I was also toying with the idea of distributing literature about the Missouri cloning initiative door-to-door. I would like to promote the Catholic objection to this bill.
I wonder if other families with teens would be interested in doing this with us.

Tuesday, January 03, 2006

Happy New Year!
For Christmas, I got some video editing software. I've made my first movie and slide show. I was surprised how easy it was to do after I got the hang of it.
I created a movie about my ancestors. I put photos of them, maps of where they immigrated from, background music, and video of my mom talking about them. I did a voice over, added transitions, titles, and lots of cool stuff.
The DVD slide show I did has 7 chapters with buttons on a menu with background music. I think that is going to be useful. I want to do something cool with all the digital photos I have.
The hard part was rotating the photos to vertical in Photo Shop Elements. There were a ton of photos to do. I'm doing this for a neighbor just to learn how to do it.

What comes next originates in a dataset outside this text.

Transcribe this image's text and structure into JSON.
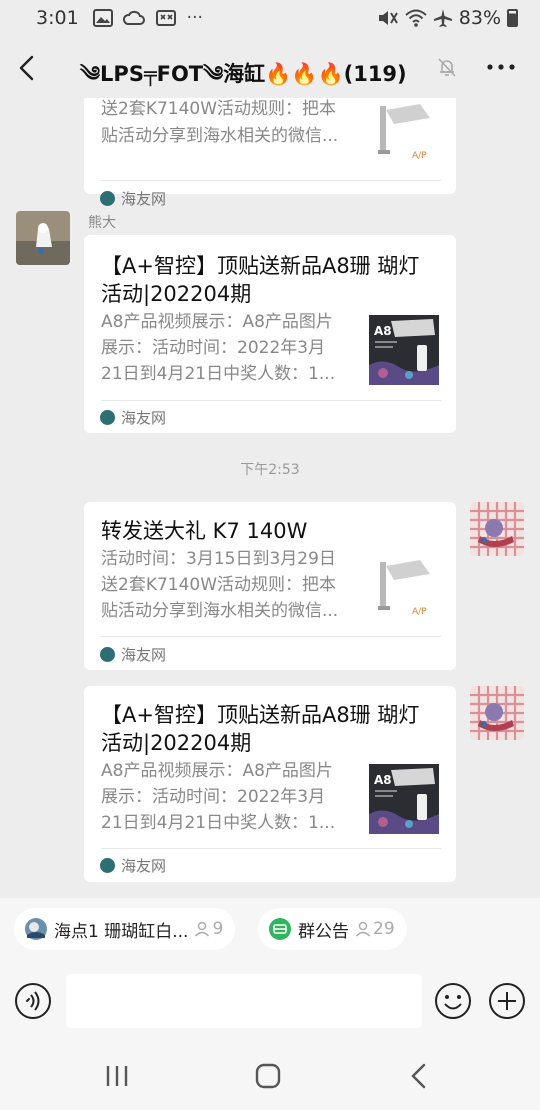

I would love to start a business making custom movies and slide shows. I'm planning to teach my teens how to do it, since it is not hard at all. Maybe they'll end up doing something more constructive than playing video games on my computer.
The kids started back to school today, so the fun of the holidays is over. It is hard work getting kids to be responsible for homework, getting out the door on time, and getting to bed on time. So school is hard on parents as well as kids. So it is back to the grind until June.